Tell me where is the love in what your prophet has said! Man, it sounds to
me just like a prison for the walking dead! Oh, i've got a message for you
and your twisted hell! You better turn around & blow your kiss goodbye
to life eternal, angel... JEFF BUCKLEY
”Love is not a victory march, It’s a cold and it’s
a broken hallellujah…” LEONARD COHEN
Foi uma das
mortes mais misteriosas que o rock já conheceu. Conta a lenda que, na
noite de 29 de Maio de 1997, Jeff Buckley, 30 anos de idade, bebeu um
pouco de vinho, entrou no rio Mississipi completamente vestido, cantando
alto um clássico do Led Zeppelin, e depois de alguns minutos nadando de
costas desapareceu debaixo d'água - deixando pasmo o amigo que tinha
ficado ali, à margem, só observando a extravagância do companheiro... Dias
e dias depois, o cadáver foi descoberto boiando nas águas do lendário
curso d'água, aquele mesmo que testemunhou o nascimento do blues e que,
nesse dia, servia de leito funerário para um pequeno gênio da música
americana... E até hoje eu me pergunto, sem achar resposta, ficamos a nos
perguntar: o que diabos aconteceu?
As investigações da polícia
concluíram por "afogamento incidental", já que nenhum sinal de intoxicação
química foi encontrado no corpo de Jeff e a hipótese de suicídio parecia
impróvavel - pois há jeitos mais simples de se matar do que se afogar
desse jeito, e ainda mais sem amarrar uma rocha aos pés, certo? O fato é
que, naquela noite, o mundo perdia um dos mais talentosos cantores que
tinham surgido nos anos 90: Jeff Buckley, filho do mito do folk Tim
Buckley, deixava atrás de si um pequeno legado - mas um que não pararia de
emocionar, conquistar corações e influenciar dúzias de músicos e bandas.

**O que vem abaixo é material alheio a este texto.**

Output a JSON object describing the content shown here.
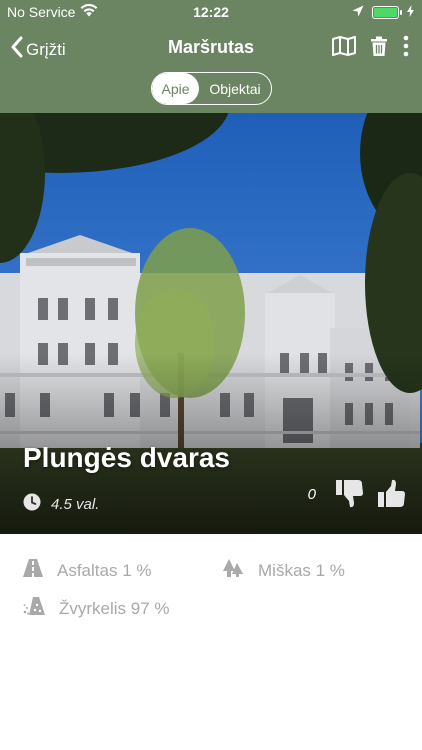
{
  "status_bar": {
    "carrier": "No Service",
    "time": "12:22",
    "icons": [
      "wifi-icon",
      "location-arrow-icon",
      "battery-icon",
      "charging-bolt-icon"
    ]
  },
  "navbar": {
    "back_label": "Grįžti",
    "title": "Maršrutas",
    "actions": [
      "map-icon",
      "trash-icon",
      "more-vertical-icon"
    ]
  },
  "segmented": {
    "tabs": [
      "Apie",
      "Objektai"
    ],
    "selected": "Apie"
  },
  "hero": {
    "title": "Plungės dvaras",
    "duration": "4.5 val.",
    "like_count": "0",
    "icons": [
      "clock-icon",
      "thumbs-down-icon",
      "thumbs-up-icon"
    ]
  },
  "surfaces": [
    {
      "icon": "road-icon",
      "text": "Asfaltas 1 %"
    },
    {
      "icon": "forest-icon",
      "text": "Miškas 1 %"
    },
    {
      "icon": "gravel-icon",
      "text": "Žvyrkelis 97 %"
    }
  ],
  "colors": {
    "header": "#6b8563",
    "text_muted": "#a9a9a9",
    "white": "#ffffff",
    "battery": "#4cd964"
  }
}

As dez músicas de Grace (além das quatro do Sin-é EP)
são o único documento musical que Jeff Buckley lançou em vida. Depois, é
claro, como é costume, uma avalanche de lançamentos póstumos chegariam às
lojas, incluindo o inacabado segundo disco Sketches For My Sweetheart
The Drunk, alguns álbuns ao vivo (com destaque para o ótimo
Mystery White Boy), coletâneas de Eps (Grace EPS) e
relançamentos de projetos antigos (Songs For No One, com Gary
Lucas).
A morte trágica de Jeff, que parecia ecoar o fim de seu
pai, morto após uma overdose de heroína em 1975, aos 28 anos, foi o que
bastou para selar seu destino como um mito de primeira grandeza - e hoje
não há dúvida de que ele é um dos maiores ídolos cult dos anos 90 e
Grace um dos discos mais peculiares, tocantes e lindos da década.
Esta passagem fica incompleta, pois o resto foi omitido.